The first launch of the Boeing Delta IV Heavy booster in 2003 will be funded by the US Air Force, which will pay $140 million for the flight of an operational or a dummy payload.

The Delta IV Heavy comprises three common-core boosters being developed for the USAF evolved expendable launch vehicle (EELV) programme and an uprated RL-10B-2 Centaur upper- stage engine. It will be able to place 23,000kg (50,600lb) into low Earth orbit (LEO) or 13,100kg into geostationary transfer orbit (GTO) and will be launched from Pad 37 at Cape Canaveral, Florida, and SLC-6 at Vandenberg AFB, California. The booster will take over the heavy role from the Lockheed Martin Titan IV.

The Delta IV Heavy is an uprated version of the Delta IV Medium fleet and is being developed under a $1.38 billion EELV contract from the USAF. The Delta IV Medium and Medium Plus boosters will offer capabilities of 8,100kg-11,500kg to LEO, and 4,210kg-6,565kgto GTO.

The USAF has ordered 21 Delta IV Medium launches comprising mainly Navstar global positioning system satellites and starting with a Defence Satellite Communications System (DSCS) flight in 2002. Two launches will fly USAF weather satellites and Defense Space Programme early-warning spacecraft.
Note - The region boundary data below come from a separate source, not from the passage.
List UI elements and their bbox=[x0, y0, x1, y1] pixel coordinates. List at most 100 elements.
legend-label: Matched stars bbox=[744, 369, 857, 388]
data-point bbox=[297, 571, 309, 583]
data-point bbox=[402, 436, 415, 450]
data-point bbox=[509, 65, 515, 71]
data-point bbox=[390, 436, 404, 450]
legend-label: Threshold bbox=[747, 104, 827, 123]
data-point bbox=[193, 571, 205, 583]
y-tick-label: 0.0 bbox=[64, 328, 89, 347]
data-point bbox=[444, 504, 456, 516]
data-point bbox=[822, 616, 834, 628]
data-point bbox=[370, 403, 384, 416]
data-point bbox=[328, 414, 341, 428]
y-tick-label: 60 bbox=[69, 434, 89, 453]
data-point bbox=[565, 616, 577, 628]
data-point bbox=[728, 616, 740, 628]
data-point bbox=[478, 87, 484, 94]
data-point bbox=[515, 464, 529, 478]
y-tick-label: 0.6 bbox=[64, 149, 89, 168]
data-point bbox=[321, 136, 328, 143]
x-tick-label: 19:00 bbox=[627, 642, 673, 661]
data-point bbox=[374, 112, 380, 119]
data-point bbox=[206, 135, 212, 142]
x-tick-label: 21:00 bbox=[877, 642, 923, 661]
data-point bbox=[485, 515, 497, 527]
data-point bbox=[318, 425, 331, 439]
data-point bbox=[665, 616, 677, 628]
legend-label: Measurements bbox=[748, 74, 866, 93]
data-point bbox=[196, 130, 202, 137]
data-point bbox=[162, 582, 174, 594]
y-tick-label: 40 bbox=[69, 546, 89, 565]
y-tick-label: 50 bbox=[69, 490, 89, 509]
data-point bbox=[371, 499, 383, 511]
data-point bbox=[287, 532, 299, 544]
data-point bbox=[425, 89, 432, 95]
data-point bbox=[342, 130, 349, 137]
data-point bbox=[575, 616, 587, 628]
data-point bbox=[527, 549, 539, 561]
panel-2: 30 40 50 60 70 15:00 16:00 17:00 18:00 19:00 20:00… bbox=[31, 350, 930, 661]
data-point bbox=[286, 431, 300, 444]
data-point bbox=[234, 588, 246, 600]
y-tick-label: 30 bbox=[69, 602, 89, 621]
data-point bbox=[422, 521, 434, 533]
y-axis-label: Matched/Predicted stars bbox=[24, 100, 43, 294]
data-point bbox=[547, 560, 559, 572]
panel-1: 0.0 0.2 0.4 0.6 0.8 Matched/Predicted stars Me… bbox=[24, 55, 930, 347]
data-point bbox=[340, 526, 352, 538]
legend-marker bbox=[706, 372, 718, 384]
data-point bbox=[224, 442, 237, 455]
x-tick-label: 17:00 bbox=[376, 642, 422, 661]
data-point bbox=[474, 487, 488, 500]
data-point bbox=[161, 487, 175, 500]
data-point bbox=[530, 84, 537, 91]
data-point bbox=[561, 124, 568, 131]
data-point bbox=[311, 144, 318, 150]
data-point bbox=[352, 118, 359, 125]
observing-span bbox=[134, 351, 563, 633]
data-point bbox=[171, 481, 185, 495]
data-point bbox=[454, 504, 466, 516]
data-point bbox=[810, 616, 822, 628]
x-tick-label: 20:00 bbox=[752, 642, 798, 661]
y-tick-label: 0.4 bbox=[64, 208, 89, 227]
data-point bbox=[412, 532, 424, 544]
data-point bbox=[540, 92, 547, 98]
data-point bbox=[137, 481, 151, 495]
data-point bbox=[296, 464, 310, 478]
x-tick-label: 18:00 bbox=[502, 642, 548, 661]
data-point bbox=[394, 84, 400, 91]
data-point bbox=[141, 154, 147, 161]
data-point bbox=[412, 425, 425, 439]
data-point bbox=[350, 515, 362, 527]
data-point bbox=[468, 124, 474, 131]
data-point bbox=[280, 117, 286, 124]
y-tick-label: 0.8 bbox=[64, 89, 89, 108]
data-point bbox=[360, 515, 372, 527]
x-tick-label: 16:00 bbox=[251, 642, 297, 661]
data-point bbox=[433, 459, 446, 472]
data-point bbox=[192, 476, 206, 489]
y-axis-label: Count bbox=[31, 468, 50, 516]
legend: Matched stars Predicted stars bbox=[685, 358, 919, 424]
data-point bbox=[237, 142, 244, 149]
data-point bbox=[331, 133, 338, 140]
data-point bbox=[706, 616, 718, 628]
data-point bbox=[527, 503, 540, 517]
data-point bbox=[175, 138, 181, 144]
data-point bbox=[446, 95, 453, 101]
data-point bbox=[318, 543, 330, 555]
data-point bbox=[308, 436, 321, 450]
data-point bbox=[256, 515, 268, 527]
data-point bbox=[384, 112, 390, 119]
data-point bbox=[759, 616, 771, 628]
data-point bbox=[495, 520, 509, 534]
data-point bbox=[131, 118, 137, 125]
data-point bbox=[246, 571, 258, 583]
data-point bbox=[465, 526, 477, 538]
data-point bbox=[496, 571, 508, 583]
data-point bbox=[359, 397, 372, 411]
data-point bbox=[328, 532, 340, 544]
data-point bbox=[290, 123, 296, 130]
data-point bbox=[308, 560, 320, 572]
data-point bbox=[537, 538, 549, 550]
Lockheed Martin also received an EELV contract from the USAF worth $650 million for nine launches which was reduced to seven this year. Lockheed's Atlas V EELV will comprise Atlas III-based boosters capable of flying 3,960kg- 8,650kg to GTO from Cape Canaveral. Plans to develop an Atlas V heavy lift booster have been scrapped. The Atlas V has one firm booking to launch a US Navy Geosat satellite. The Delta IV and Atlas V boosters will eventually replace the Delta III and Atlas III fleet as commercial boosters and have already been assigned to launch NASA satellites.